Iran Threatens To Hide Nuclear Program
Iran denies claims it is seeking to build nuclear weapons and says it only wants to enrich to make reactor fuel for power plants, although the process can be extended to make the core of an atomic bomb. |
Tehran (AFP) Apr 25, 2006
Iran warned Tuesday it will sever relations with the UN atomic watchdog if sanctions are imposed over its nuclear drive and vowed a military attack would merely send its activities underground.
The tough rhetoric triggered accusations from the White House that Iran was seeking to escalate the standoff ahead of a UN deadline Friday for the Islamic regime to freeze uranium enrichment.
"It's time for the Security Council to look at the next step," White House spokesman Scott McLellan said. "It's time for the Security Council to look at what action needs to be taken for this regime's continued defiance."
Although Tehran has so far refused to comply with the demands, diplomats in Vienna said Iran's Atomic Energy Organisation chief Gholam Reza Aghazadeh would hold last-minute talks Wednesday with the UN's nuclear watchdog.
The meetings are behind held ahead of a report from the International Atomic Energy Agency director general Mohamed ElBaradei, which McClellan said the White House expected "will show that the regime remains in non-compliance with its obligations."
The IAEA has been investigating Iran for more than three years, and any cut in ties would spell an end to international inspections and monitoring of nuclear facilities inside the Islamic republic.
Iran denies claims it is seeking to build nuclear weapons and says it only wants to enrich to make reactor fuel for power plants, although the process can be extended to make the core of an atomic bomb.
"If you decide to use sanctions against us, our relations with the agency will be suspended," said the country's national security chief and top nuclear negotiator Ali Larijani.
"Military action against Iran will not lead to the closure of the programme," Larijani said. "If you take harsh measures, we will hide this programme.
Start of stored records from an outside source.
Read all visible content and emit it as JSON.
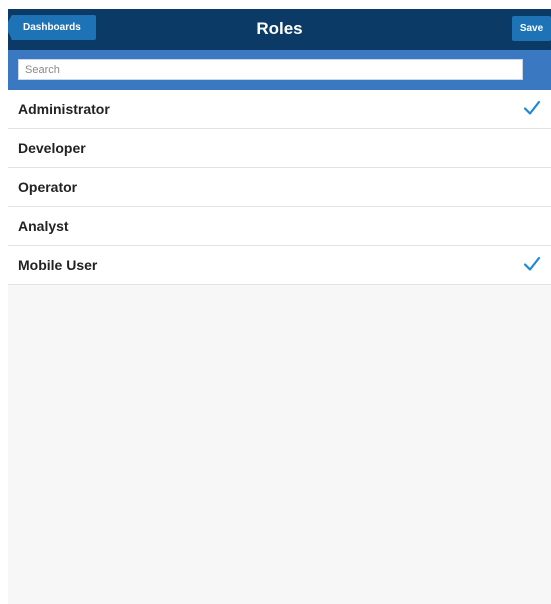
{
  "navbar": {
    "back_label": "Dashboards",
    "title": "Roles",
    "save_label": "Save"
  },
  "search": {
    "placeholder": "Search",
    "value": ""
  },
  "roles": [
    {
      "label": "Administrator",
      "selected": true
    },
    {
      "label": "Developer",
      "selected": false
    },
    {
      "label": "Operator",
      "selected": false
    },
    {
      "label": "Analyst",
      "selected": false
    },
    {
      "label": "Mobile User",
      "selected": true
    }
  ],
  "icons": {
    "check": "check-icon",
    "back": "chevron-left-icon"
  },
  "colors": {
    "navbar": "#0b3a66",
    "button": "#1e73b6",
    "search_bar": "#3a79c2",
    "check": "#1e88d6",
    "background": "#f7f7f7"
  }
}
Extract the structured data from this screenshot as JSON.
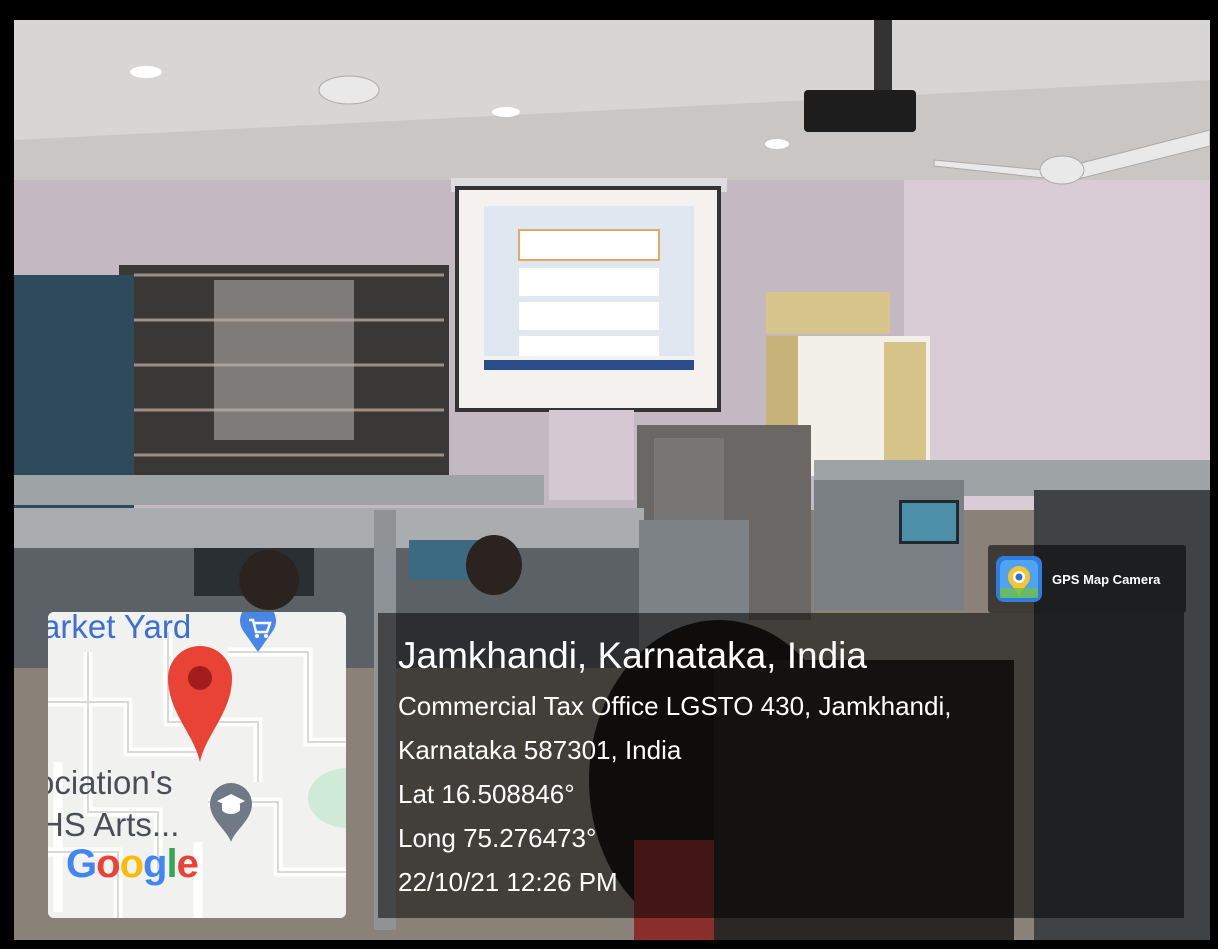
{
  "overlay": {
    "app_badge": {
      "label": "GPS Map Camera",
      "icon": "gps-map-camera-app-icon"
    },
    "location_title": "Jamkhandi, Karnataka, India",
    "address_line1": "Commercial Tax Office LGSTO 430, Jamkhandi,",
    "address_line2": "Karnataka 587301, India",
    "latitude": "Lat 16.508846°",
    "longitude": "Long 75.276473°",
    "datetime": "22/10/21 12:26 PM"
  },
  "map": {
    "label_top": "arket Yard",
    "label_assoc": "ociation's",
    "label_hs": "HS Arts...",
    "logo_letters": [
      "G",
      "o",
      "o",
      "g",
      "l",
      "e"
    ],
    "logo_colors": [
      "#4285F4",
      "#EA4335",
      "#FBBC05",
      "#4285F4",
      "#34A853",
      "#EA4335"
    ],
    "pin_color": "#E84335",
    "icons": [
      "shopping-cart-icon",
      "map-pin-icon",
      "graduation-cap-icon"
    ]
  }
}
Then you cannot solve the nuclear issue.
He also refused to rule out using oil as a weapon in the worsening standoff, warning of "important consequences" for energy supplies if Iran was subjected to "radical measures".
The fresh barrage of threats came the day after hardline President Mahmoud Ahmadinejad warned that Iran could quit the Non-Proliferation Treaty, but nonetheless confidently dismissed any threat of sanctions or even a US attack.
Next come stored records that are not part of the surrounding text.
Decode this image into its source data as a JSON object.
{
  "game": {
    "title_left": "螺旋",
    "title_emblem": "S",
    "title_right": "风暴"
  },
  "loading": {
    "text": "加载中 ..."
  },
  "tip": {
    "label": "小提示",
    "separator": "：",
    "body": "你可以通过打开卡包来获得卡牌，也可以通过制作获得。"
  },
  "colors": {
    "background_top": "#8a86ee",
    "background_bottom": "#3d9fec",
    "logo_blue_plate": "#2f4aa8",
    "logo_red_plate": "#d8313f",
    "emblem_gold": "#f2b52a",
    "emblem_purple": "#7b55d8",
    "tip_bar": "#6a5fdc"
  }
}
Iran's refusal to comply with the Security Council demand -- as well as its promise to expand enrichment work to reach an industrial-scale capacity -- leaves it exposed to the danger of UN sanctions.
The United States has also not ruled out military action.
"The US president does not take any options off the table but we are on a diplomatic course here, that is the agenda that we are pursuing," US Secretary of State Condoleezza Rice said, adding that "the Iranians can threaten, but they are deepening their own isolation."
But she added on a visit to Athens: "The agenda is to reinforce our diplomatic effort."
Iran is the world's fourth largest crude producer and the second-biggest in the Organization of Petroleum Exporting Countries (OPEC) and the tensions have already helped push crude prices to record highs.
"Iran will not start a crisis," Larijani told reporters when asked if the country would use its vast oil reserves as a weapon in the dispute. "But if we are subjected to radical measures, that will automatically have important consequences for oil."
In a meeting with visiting Sudanese President Omar al-Beshir, supreme leader Ayatollah Ali Khamenei said Iran was ready to transfer its nuclear technology to other countries, state media reported.
At the United Nations, US ambassador John Bolton said the Security Council was to consider a draft resolution that would legally require Iran to comply with demands that it freeze all uranium enrichment activities.
This would use Chapter 7 of the UN Charter, which is invoked in case of threats to international peace and security, and can open the door to sanctions or even military action.
France meanwhile confirmed that the Security Council's five permanent members plus Germany plan to meet in Paris on May 2 to thrash out a strategy.
China, one of the five, insisted the nuclear issue could still be resolved through negotiations, and called on all sides to show "flexibility".
Iran's war of words with Israel also worsened, with the Jewish state's former premier Shimon Peres comparing Ahmadinejad to Adolf Hitler.
"This is the first man since Hitler to stand up and say that the Jewish people must be exterminated," the Nobel peace prize winner said as the Jewish state observed a day of remembrance for victims of the Nazi genocide.
Ahmadinejad, who has dismissed the Holocaust as a "myth", had on Monday asserted that the "fake" Jewish state "cannot survive" and called on immigrants to the country to go back to where they came from.